Епископ еще говорит. Арнальд его не слушает. Странно — полдень, а вдруг похолодало и темнеет. Нет, не странно, что тут необычного, летом такое случается: шквал налетает за считанные минуты, пролетает над городом и устремляется дальше, там уже иссякает, проливаясь на поля. Странно, что темнеет так медленно. Удивительно, что никто не уходит, люди толпятся на площади, как и не видят ничего; не трубят — из гавани же должно быть видно. Все уже известно — сначала небо на юге, над морем чернеет, потом делается черно-белым: тучи и молнии, гром на каждый удар сердца. Лодки жмутся к берегу, люди прячутся по домам: случается, что ветер сворачивает столбы, поднимает скамьи и бочки выше крыш домов. Но всегда трубят за час, за два…
А тут — тишина, только епископ говорит, и никто не двигается, и темнеет неспешно, и не со стороны гавани, а словно бы дымом небо затягивает…

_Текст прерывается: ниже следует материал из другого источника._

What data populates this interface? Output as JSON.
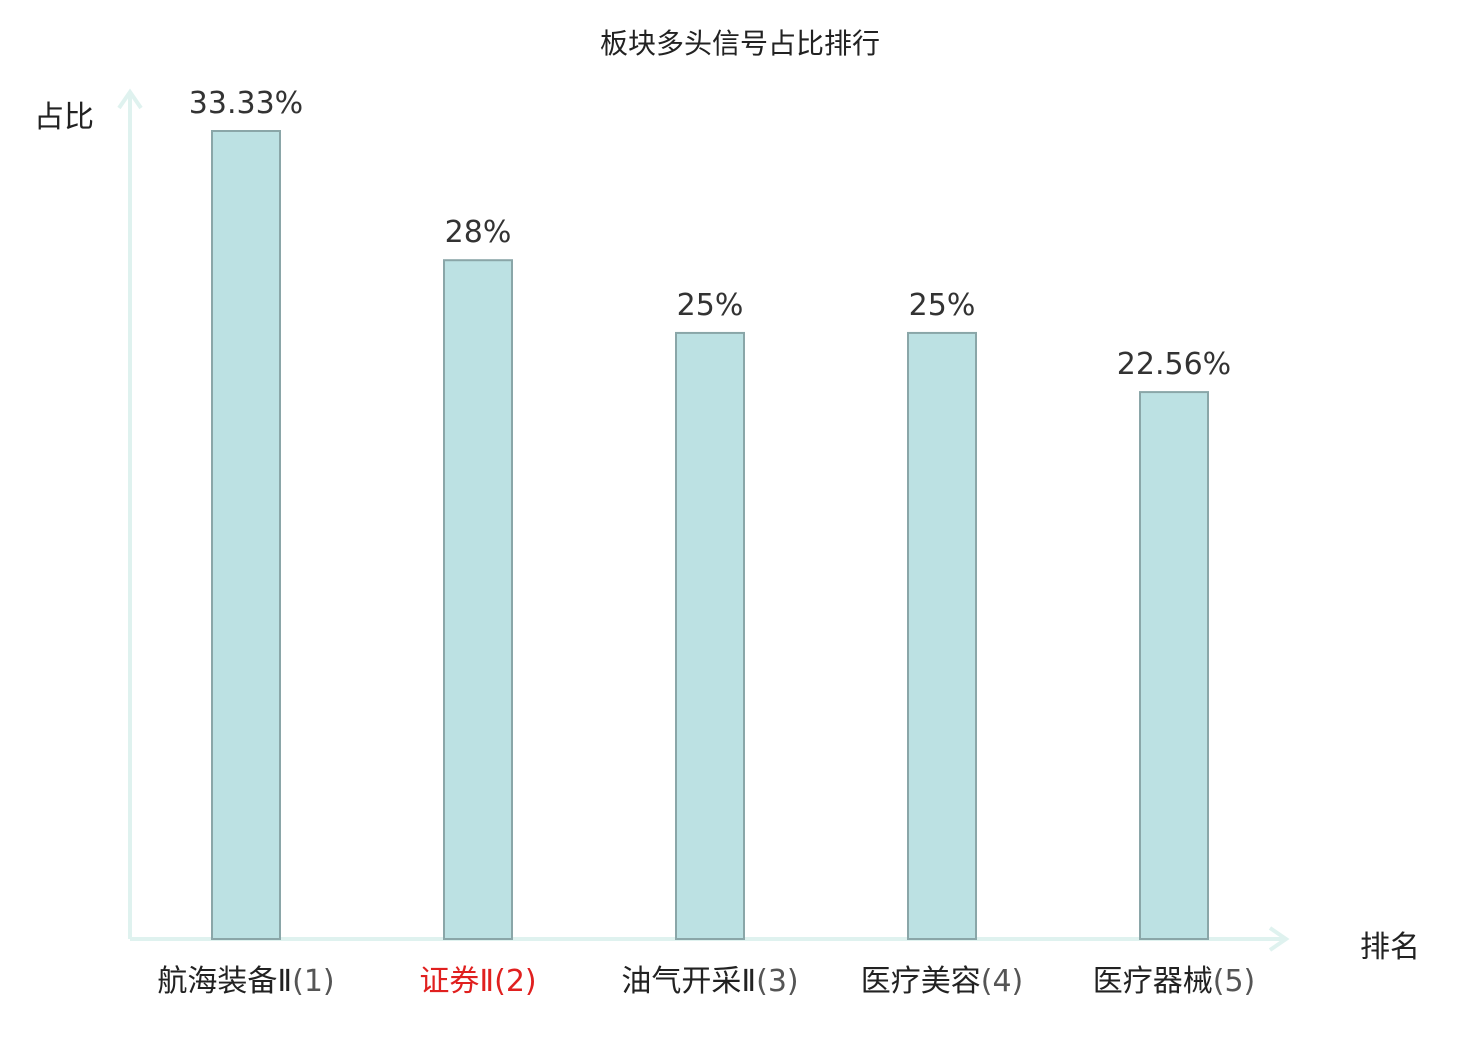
{
  "chart_data": {
    "type": "bar",
    "title": "板块多头信号占比排行",
    "xlabel": "排名",
    "ylabel": "占比",
    "ylim": [
      0,
      33.33
    ],
    "grid": false,
    "categories": [
      "航海装备Ⅱ",
      "证券Ⅱ",
      "油气开采Ⅱ",
      "医疗美容",
      "医疗器械"
    ],
    "ranks": [
      "(1)",
      "(2)",
      "(3)",
      "(4)",
      "(5)"
    ],
    "values": [
      33.33,
      28,
      25,
      25,
      22.56
    ],
    "value_labels": [
      "33.33%",
      "28%",
      "25%",
      "25%",
      "22.56%"
    ],
    "highlight_index": 1,
    "colors": {
      "bar_fill": "#bce1e3",
      "bar_stroke": "#8aa6a8",
      "axis": "#dff2ef",
      "highlight": "#e0201f"
    }
  }
}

Плохо. Будь до вечера солнечно, они бы, может, к ночи умерли. А если дождь пойдет, то и до завтра могут дожить. Де Рэ — крепкий. Быстрый, гибкий как лоза, сильный, слишком сильный для человека — Арнальд помнил, как северянин вытащил его из оврага в одиночку, за плечи… капитан даже пикнуть не успел.
Я его ненавидел, думает Арнальд. За убитых моих солдат, за радость, с которой он смотрел, как их добивают, за ухмылку, с которой он со мной дрался. Мне от него паршиво было, и когда он меня на своем фризе вез — тошнило от того, что касаюсь ненароком. Не человек, колодец Данаид. Ничем не наполнится, ни славой, ни радостью, ни местью… все ему мало, и всегда будет мало.
А теперь я смотрю — и не вижу этого, не чувствую, и мне его жаль, до соплей щенячьих жаль, и хочу я только одного: чтобы он больше не мучился. Чтобы он умер или хотя бы потерял сознание, как остальные.
— …и таковая же участь ждет всех, грешных перед Господом!
Делабарта все-таки смотрит на епископа. Смотрит в лицо. Обычно бледная у него рожа, а сейчас — и румянец появился, и глаза блестят, и губы заалели. Подрагивают слегка. Не стой он лицом к толпе, к горожанам, Арнальд подумал бы, что епископ уговаривает капризную девку. Вот сейчас полезет в рукав, вытащит кошелек, рассыплет под ноги звонкое золото: ничего мне не жалко, только пошли со мной!